Emotion detection and establishment of exchanges between the human and the machine that take these emotions into consideration are one aspect of affective computing, studied notably at the LIMSI-CNRS. Imitation of an emotion by a machine that will talk to a human is another aspect of this branch of artificial intelligence. “Fake empathy”, simulated empathy that will be activated in particular in robots, such as Nao and Paro, is an application of this affective computing. Capable of detecting tone of voice or a smile on the face of its interlocutor, Nao is a humanoid that can adapt its responses to emotions. It is used in certain retirement homes and in institutions receiving autistic children.
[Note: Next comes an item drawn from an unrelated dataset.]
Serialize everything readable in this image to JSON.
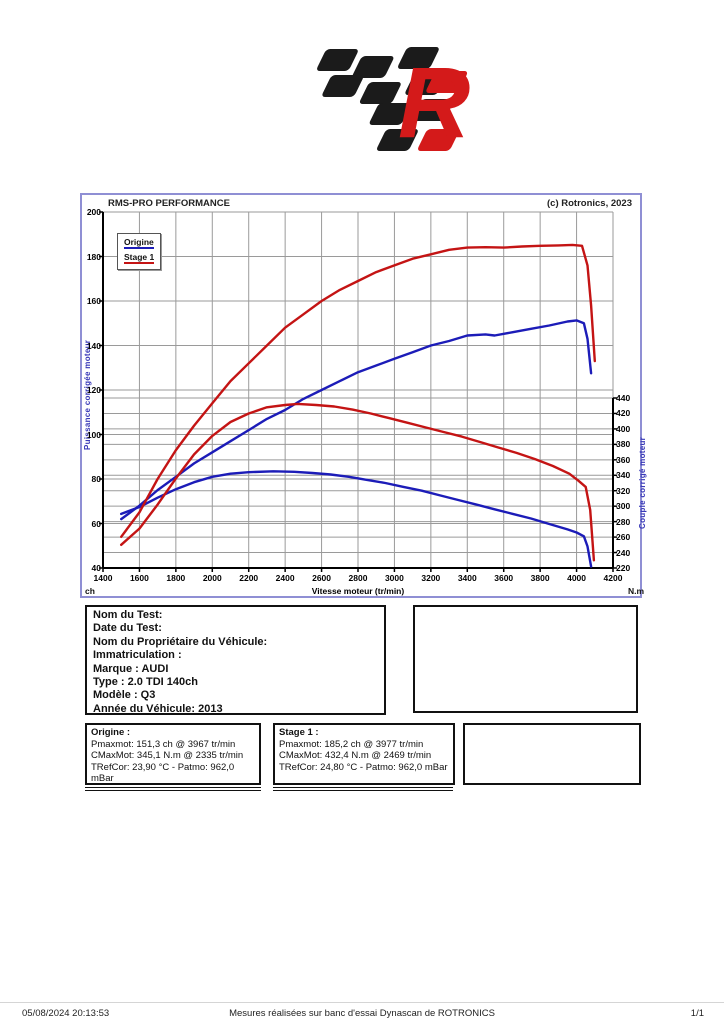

As for Paro, he takes on the appearance of a seal. Originally developed to assist patients with Alzheimer’s disease, this robot that is fed with affective computing is capable of communicating emotions such as joy, surprise, or discontent. Joy, fear, anger, the emotions processed by AI remain basic in comparison with the complexity of the human psyche, which very often combines emotions like fear and relief. To refine their perception, researchers multiply the ways of informing algorithms. By combining for example information from sensors, which grasp signs that are not always easy to interpret, with information from behavioural descriptions, or “psychological templates”.

A moral AI

The journey will be a long one before it’s possible to claim to have put human subtleties into an equation. “Machines are light-years from grasping our affects” stated Laurence Devillers, a researcher at the Limsi, in August 2018: “there is a complexity of mixtures of emotions in real life. We are rarely furiously angry, extremely sad, deliriously happy, but often in a mixture of fear, relief, amusement, and anger. Because context plays a major role.

After having mimicked cognitive mechanisms then modestly started to integrate affective elements, will AI one day have to access consciousness and be endowed with moral values? Some American researchers are toying with this idea, Jean-Gabriel Ganascia informs us, but he doesn’t share this vision: “moral values are of a prescriptive nature not a descriptive one”. Without going as far as attempting to give algorithms a conscience, talking about therapeutic robots used with patients Laurence Devillers says she is “convinced that tomorrow our machines will have to have a “moral” dimension”.